1996scarlet commented 4 years ago

@flynnamy Try this:

# usage
from face_alignment import AlignmentorModel
fa = AlignmentorModel(stack=4)
landmarks = fa.get_landmarks(frame, box)

And the face_alignment.py code:

# coding: utf-8
import os
import torch
import numpy as np
import cv2
import time
import collections
import models

models_urls = {
    'WFLW_4HG': './weights/WFLW_4HG.pth',
}

class AlignmentorModel:
    def __init__(self, device='cuda', stack=4, verbose=False):
        self.device = device
        self.verbose = verbose
        self.stack_num = stack

        if 'cuda' in device:
            torch.backends.cudnn.benchmark = True

        print(f'Using model 2DFAN (Hourglass stack {self.stack_num})')

        PRETRAINED_WEIGHTS = models_urls['WFLW_4HG']
        self.net = models.FAN(self.stack_num)

        if PRETRAINED_WEIGHTS != "None":
            checkpoint = torch.load(PRETRAINED_WEIGHTS)
            pretrained_weights = checkpoint['state_dict']
            model_weights = self.net.state_dict()
            pretrained_weights = {k: v for k, v in pretrained_weights.items()
                                  if k in model_weights}
            model_weights.update(pretrained_weights)
            self.net.load_state_dict(model_weights)

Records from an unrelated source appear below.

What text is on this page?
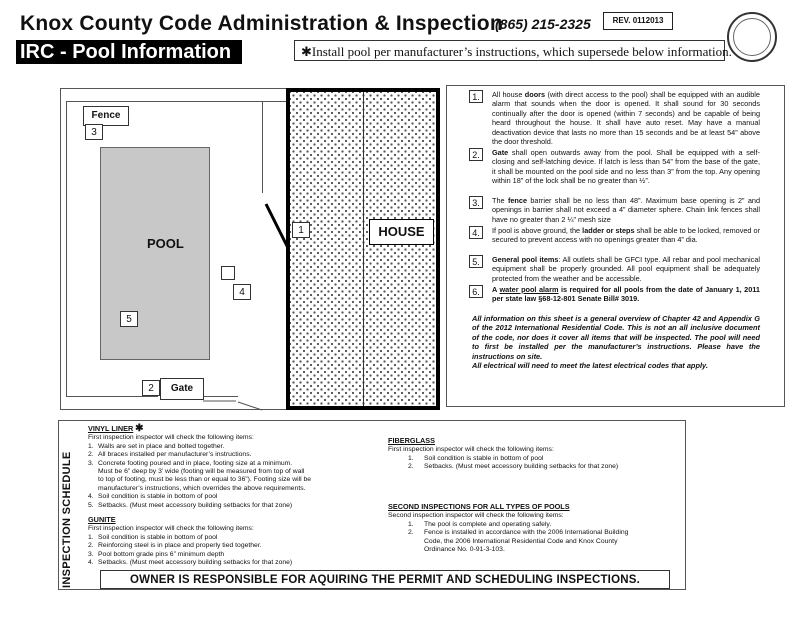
Knox County Code Administration & Inspection
(865) 215-2325	REV. 0112013
IRC - Pool Information	✱Install pool per manufacturer’s instructions, which supersede below information.
HOUSE
POOL
Fence
3
2	Gate
1
4
5
1.	All house doors (with direct access to the pool) shall be equipped with an audible alarm that sounds when the door is opened. It shall sound for 30 seconds continually after the door is opened (within 7 seconds) and be capable of being heard throughout the house. It shall have auto reset. May have a manual deactivation device that lasts no more than 15 seconds and be at least 54” above the door threshold.
2.	Gate shall open outwards away from the pool. Shall be equipped with a self-closing and self-latching device. If latch is less than 54” from the base of the gate, it shall be mounted on the pool side and no less than 3” from the top. Any opening within 18” of the lock shall be no greater than ½”.
3.	The fence barrier shall be no less than 48”. Maximum base opening is 2” and openings in barrier shall not exceed a 4” diameter sphere. Chain link fences shall have no greater than 2 ¼” mesh size
4.	If pool is above ground, the ladder or steps shall be able to be locked, removed or secured to prevent access with no openings greater than 4” dia.
5.	General pool items: All outlets shall be GFCI type. All rebar and pool mechanical equipment shall be properly grounded. All pool equipment shall be adequately protected from the weather and be accessible.
6.	A water pool alarm is required for all pools from the date of January 1, 2011 per state law §68-12-801 Senate Bill# 3019.
All information on this sheet is a general overview of Chapter 42 and Appendix G of the 2012 International Residential Code. This is not an all inclusive document of the code, nor does it cover all items that will be inspected. The pool will need to first be installed per the manufacturer’s instructions. Please have the instructions on site.
All electrical will need to meet the latest electrical codes that apply.
INSPECTION SCHEDULE
VINYL LINER ✱
First inspection inspector will check the following items:
1. Walls are set in place and bolted together.
2. All braces installed per manufacturer’s instructions.
3. Concrete footing poured and in place, footing size at a minimum.
Must be 6” deep by 3’ wide (footing will be measured from top of wall
to top of footing, must be less than or equal to 36”). Footing size will be
manufacturer’s instructions, which overrides the above requirements.
4. Soil condition is stable in bottom of pool
5. Setbacks. (Must meet accessory building setbacks for that zone)
GUNITE
First inspection inspector will check the following items:
1. Soil condition is stable in bottom of pool
2. Reinforcing steel is in place and properly tied together.
3. Pool bottom grade pins 6” minimum depth
4. Setbacks. (Must meet accessory building setbacks for that zone)
FIBERGLASS
First inspection inspector will check the following items:
1. Soil condition is stable in bottom of pool
2. Setbacks. (Must meet accessory building setbacks for that zone)
SECOND INSPECTIONS FOR ALL TYPES OF POOLS
Second inspection inspector will check the following items:
1. The pool is complete and operating safely.
2. Fence is installed in accordance with the 2006 International Building Code, the 2006 International Residential Code and Knox County Ordinance No. 0-91-3-103.
OWNER IS RESPONSIBLE FOR AQUIRING THE PERMIT AND SCHEDULING INSPECTIONS.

        self.net.to(device)
        self.net.eval()
        torch.set_grad_enabled(False)

    def crop_face(self, frame, det):
        img = frame[int(det[1]):int(det[3]), int(det[0]):int(det[2]), :]
        H, W, _ = img.shape
        offset = W / 64.0, H / 64.0, det[0], det[1]
        # offset = W / 128.0, H / 128.0, det[0], det[1]
        return img, offset

    def get_landmarks(self, image, det=None):
        img, offset = self.crop_face(image, det)
        cropped = cv2.resize(img, (256, 256))[..., ::-1]
        inp = cropped.copy()
        inp = torch.from_numpy(inp.transpose((2, 0, 1))).float()
        inp = inp.to(self.device)
        inp.div_(255.0).unsqueeze_(0)

        # st = time.perf_counter()
        outputs, boundary_channels = self.net(inp)
        out = outputs[-1][:, :-1, :, :]
        heatmaps = out.detach().cpu().numpy()
        # print(time.perf_counter() - st)

        pred = self._calculate_points(heatmaps).reshape(-1, 2)

        pred *= offset[:2]
        pred += offset[-2:]

        return pred

    def _calculate_points(self, heatmaps, center=None, scale=None):
        B, N, H, W = heatmaps.shape
        HW = H * W
        BN_range = np.arange(B * N)

        heatline = heatmaps.reshape(B, N, HW)
        indexes = np.argmax(heatline, axis=2)

        preds = np.stack((indexes % W, indexes // W), axis=2)
        preds = preds.astype(np.float, copy=False)

        inr = indexes.ravel()

        heatline = heatline.reshape(B*N, HW)
        x_up = heatline[BN_range, inr + 1]
        x_down = heatline[BN_range, inr - 1]
        y_up = heatline[BN_range, inr + W]
        y_down = heatline[BN_range, inr - W]

        think_diff = np.sign(np.stack((x_up - x_down, y_up - y_down), axis=1))
        think_diff *= .25

        preds += think_diff.reshape(B, N, 2)
        preds += .5

        return preds
antithing commented 4 years ago

@flynnamy @1996scarlet did you manage to get smooth landmarks on video? Would it be possible to share your code? Thanks!